2 Starting with R and data
This chapter works through how to start working with R and how to import data into R from diverse sources. This will prepare you to work examples throughout the rest of this book. In this chapter we will:
- Start working with R and data
- Master R’s data frame structure
- Load data into R
- Start re-coding data for later analysis.
Figure 2.1 is a diagram representing a mental model for this book that has been re-shaded to emphasize the purpose of chapter: starting to work with R and importing data into R. The overall diagram is the data science process diagram from chapter 1 combined with a rebus form of this book's title. In each chapter we will re-shade this mental model to indicate the parts of the data science process we are emphasizing. For example: in this chapter we are mastering the initial steps of collecting and managing data, and touching on issues of practicality, data, and R (but not yet the art of science).

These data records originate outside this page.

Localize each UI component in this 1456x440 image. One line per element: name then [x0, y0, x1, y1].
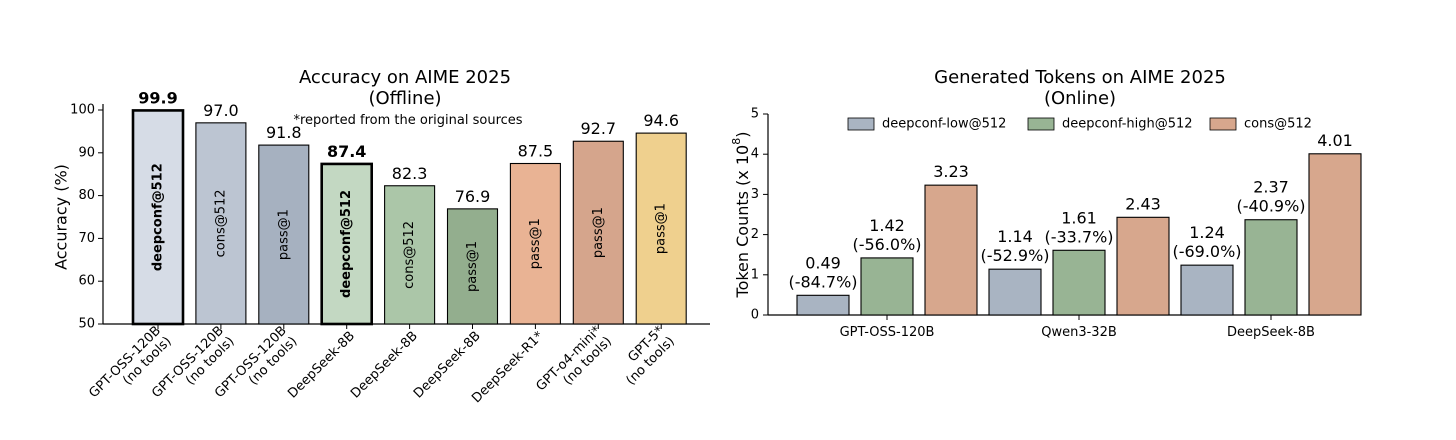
right-bar: [1308, 153, 1362, 316]
right-y-tick-label: 3: [751, 187, 759, 202]
left-bar: [446, 208, 499, 325]
right-bar-value-label: 1.14: [997, 227, 1033, 246]
left-bar: [384, 185, 436, 325]
right-bar: [1052, 249, 1106, 316]
right-legend-label: deepconf-high@512: [1062, 117, 1193, 132]
right-y-tick-label: 1: [751, 267, 759, 282]
right-bar: [796, 294, 850, 316]
right-bar-percent-label: (-84.7%): [788, 272, 857, 291]
right-bar-percent-label: (-56.0%): [852, 235, 921, 254]
left-bar-value-label: 99.9: [138, 88, 177, 107]
left-bar-method-label: cons@512: [402, 221, 417, 289]
left-y-tick-label: 50: [78, 317, 95, 332]
left-bar-method-label: deepconf@512: [339, 190, 354, 298]
right-bar-percent-label: (-40.9%): [1236, 197, 1305, 216]
left-bar: [258, 144, 310, 325]
left-bar-value-label: 82.3: [392, 164, 428, 183]
left-bar-value-label: 76.9: [455, 187, 491, 206]
left-bar: [320, 162, 374, 326]
left-chart-subtitle: (Offline): [368, 88, 441, 109]
left-bar-value-label: 87.4: [327, 142, 366, 161]
left-bar: [572, 140, 624, 325]
right-bar-value-label: 2.37: [1253, 178, 1289, 197]
left-bar-value-label: 91.8: [266, 123, 302, 142]
right-bar-value-label: 3.23: [933, 162, 969, 181]
right-bar-value-label: 2.43: [1125, 194, 1161, 213]
left-chart-title: Accuracy on AIME 2025: [299, 67, 511, 88]
left-bar: [131, 109, 185, 326]
right-x-tick-label: GPT-OSS-120B: [840, 325, 935, 340]
right-legend-swatch: [1027, 117, 1055, 131]
left-x-tick-label-group: GPT-5*(no tools): [623, 323, 677, 388]
left-bar: [635, 132, 687, 325]
left-bar-method-label: cons@512: [213, 189, 228, 257]
right-legend-swatch: [1209, 117, 1237, 131]
left-bar-method-label: deepconf@512: [151, 163, 166, 271]
left-bar-method-label: pass@1: [276, 209, 291, 260]
left-bar-method-label: pass@1: [465, 241, 480, 292]
left-bar-value-label: 87.5: [518, 142, 554, 161]
right-bar: [924, 184, 978, 316]
right-bar: [1180, 264, 1234, 316]
right-bar-value-label: 1.42: [869, 216, 905, 235]
right-legend-label: cons@512: [1244, 117, 1312, 132]
right-y-axis-label: Token Counts (x 108): [730, 132, 752, 299]
right-bar: [860, 257, 914, 316]
right-y-tick-label: 2: [751, 227, 759, 242]
right-chart-title: Generated Tokens on AIME 2025: [934, 67, 1226, 88]
right-bar: [988, 268, 1042, 316]
right-y-tick-label: 0: [751, 308, 759, 323]
right-x-tick-label: Qwen3-32B: [1041, 325, 1117, 340]
left-y-tick-label: 100: [70, 103, 95, 118]
right-bar: [1244, 219, 1298, 316]
left-bar: [195, 122, 247, 325]
left-y-tick-label: 60: [78, 274, 95, 289]
right-bar-value-label: 4.01: [1317, 131, 1353, 150]
right-y-tick-label: 5: [751, 107, 759, 122]
right-bar-value-label: 0.49: [805, 253, 841, 272]
right-bar-value-label: 1.61: [1061, 208, 1097, 227]
right-bar-value-label: 1.24: [1189, 223, 1225, 242]
left-bar-value-label: 97.0: [203, 101, 239, 120]
left-bar-method-label: pass@1: [591, 207, 606, 258]
right-y-axis-label-text: Token Counts (x 10: [733, 145, 752, 299]
left-y-axis-label: Accuracy (%): [52, 164, 71, 270]
left-y-tick-label: 70: [78, 231, 95, 246]
right-y-axis-label-end: ): [733, 132, 752, 138]
left-bar: [509, 162, 561, 325]
right-x-tick-label: DeepSeek-8B: [1227, 325, 1315, 340]
right-legend-swatch: [847, 117, 875, 131]
left-chart-note: *reported from the original sources: [293, 113, 522, 128]
right-chart-subtitle: (Online): [1044, 88, 1116, 109]
right-y-tick-label: 4: [751, 147, 759, 162]
left-x-tick-label-group: GPT-o4-mini*(no tools): [533, 323, 614, 394]
right-y-axis-label-exponent: 8: [730, 138, 743, 145]
right-bar: [1116, 216, 1170, 316]
left-bar-method-label: pass@1: [528, 218, 543, 269]
right-bar-percent-label: (-69.0%): [1172, 242, 1241, 261]
right-legend-label: deepconf-low@512: [882, 117, 1006, 132]
left-bar-value-label: 92.7: [580, 119, 616, 138]
left-bar-method-label: pass@1: [654, 203, 669, 254]
right-bar-percent-label: (-52.9%): [980, 246, 1049, 265]
left-y-tick-label: 90: [78, 145, 95, 160]
right-bar-percent-label: (-33.7%): [1044, 227, 1113, 246]
left-bar-value-label: 94.6: [643, 111, 679, 130]
left-y-tick-label: 80: [78, 188, 95, 203]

Figure 2.1. Chapter 2 Mental Model
Many data science projects start when someone points the analyst toward a bunch of data and the analyst is left to make sense of it.[5] A first thought may be to use ad-hoc tools and spreadsheets to sort through it, but you will quickly realize that you’re taking more time tinkering with the tools than actually analyzing the data. Luckily, there’s a better way: using R. By the end of the chapter, you’ll be able to confidently use R to extract, transform, and load data for analysis.